The document, headed “TikTok Algo 101,” was produced by TikTok’s engineering team in Beijing. A company spokeswoman, Hilary McQuaide, confirmed its authenticity, and said it was written to explain to nontechnical employees how the algorithm works. The document offers a new level of detail about the dominant video app, providing a revealing glimpse both of the app’s mathematical core and insight into the company’s understanding of human nature — our tendencies toward boredom, our sensitivity to cultural cues — that help explain why it’s so hard to put down. The document also lifts the curtain on the company’s seamless connection to its Chinese parent company, ByteDance, at a time when the U.S. Department of Commerce is preparing a report on whether TikTok poses a security risk to the United States.

What is interesting to me is the lengths the Times went to so that it could obscure this relatively mild piece of internal documentation. Unlike many other artifacts obtained by the Times, a copy was not linked within the article, and even embedded diagrams were reproduced instead of the originals being shown.

Whether those were precautions borne of a secrecy promise, or perhaps because the original documents had legibility problems, I feel like Smith buried the lede. After wading through an overwrought exploration of the file’s contents, Smith reports on the many lingering connections the ostensibly independent TikTok has with its predecessor app Douyin:

TikTok’s development process, the document says, is closely intertwined with the process of Douyin’s. The document at one point refers TikTok employees to the “Launch Process for Douyin Recommendation Strategy,” and links to an internal company document that it says is the “same document for TikTok and Douyin.”

It turns out the Douyin version of that shared internal document has been circulating publicly for months.

Protocol’s Zeyi Yang, writing in the Source Code newsletter:

In fact, another closely related app uses the same secret sauce. In January, a document titled “Guide to a Certain Video APP’s Recommendation (Algorithm)” was released on several Chinese platforms. While it intentionally obscured which app it’s referencing, there are plenty of hints that it’s about Douyin, TikTok’s Chinese version.
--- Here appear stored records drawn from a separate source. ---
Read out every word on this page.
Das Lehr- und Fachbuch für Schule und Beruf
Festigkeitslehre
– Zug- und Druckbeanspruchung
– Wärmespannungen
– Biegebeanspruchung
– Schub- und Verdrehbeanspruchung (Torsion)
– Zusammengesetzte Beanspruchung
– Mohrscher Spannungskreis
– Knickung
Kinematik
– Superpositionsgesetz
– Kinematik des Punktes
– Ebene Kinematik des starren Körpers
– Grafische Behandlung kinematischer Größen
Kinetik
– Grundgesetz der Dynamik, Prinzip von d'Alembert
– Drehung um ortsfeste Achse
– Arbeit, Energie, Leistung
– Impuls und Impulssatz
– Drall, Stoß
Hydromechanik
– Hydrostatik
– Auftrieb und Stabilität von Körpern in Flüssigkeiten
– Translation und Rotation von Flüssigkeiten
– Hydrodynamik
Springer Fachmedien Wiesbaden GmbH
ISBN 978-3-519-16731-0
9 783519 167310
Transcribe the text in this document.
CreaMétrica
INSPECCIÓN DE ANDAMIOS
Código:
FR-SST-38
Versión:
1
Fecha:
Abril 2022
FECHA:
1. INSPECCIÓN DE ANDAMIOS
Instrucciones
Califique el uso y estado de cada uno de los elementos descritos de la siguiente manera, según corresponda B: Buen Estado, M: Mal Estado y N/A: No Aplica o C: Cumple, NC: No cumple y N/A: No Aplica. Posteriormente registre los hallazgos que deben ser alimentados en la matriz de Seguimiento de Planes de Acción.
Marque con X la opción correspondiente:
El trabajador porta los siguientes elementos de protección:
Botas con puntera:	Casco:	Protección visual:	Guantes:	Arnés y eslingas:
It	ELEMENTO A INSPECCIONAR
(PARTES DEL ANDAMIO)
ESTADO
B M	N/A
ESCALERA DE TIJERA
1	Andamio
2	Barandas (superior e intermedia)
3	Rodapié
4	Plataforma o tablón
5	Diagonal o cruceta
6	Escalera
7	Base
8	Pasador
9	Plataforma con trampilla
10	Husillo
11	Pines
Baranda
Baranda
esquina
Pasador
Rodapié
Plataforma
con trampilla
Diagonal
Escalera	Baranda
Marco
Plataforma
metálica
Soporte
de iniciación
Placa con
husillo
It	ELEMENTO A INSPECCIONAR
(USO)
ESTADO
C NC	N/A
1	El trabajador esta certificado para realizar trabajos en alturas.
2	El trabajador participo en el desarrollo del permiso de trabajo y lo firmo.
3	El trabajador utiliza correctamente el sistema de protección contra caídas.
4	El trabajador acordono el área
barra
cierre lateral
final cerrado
For one, the Chinese document describes how it makes recommendations in the exact same formula and language (yes, word for word) as the document leaked to the Times. They also used the same challenge to the algorithm as a case study.

And in a Q&A entry about competitors, the document mentioned three other major Chinese apps — Toutiao, Kuaishou and Weibo — that rely on recommendation algorithms, but not Douyin, the app that does it the best.

The link above is now dead, but you can find plenty of copies on Chinese social networks — one that was uploaded to CSDN, for instance. It is in Chinese, but it appears to be exactly the same file.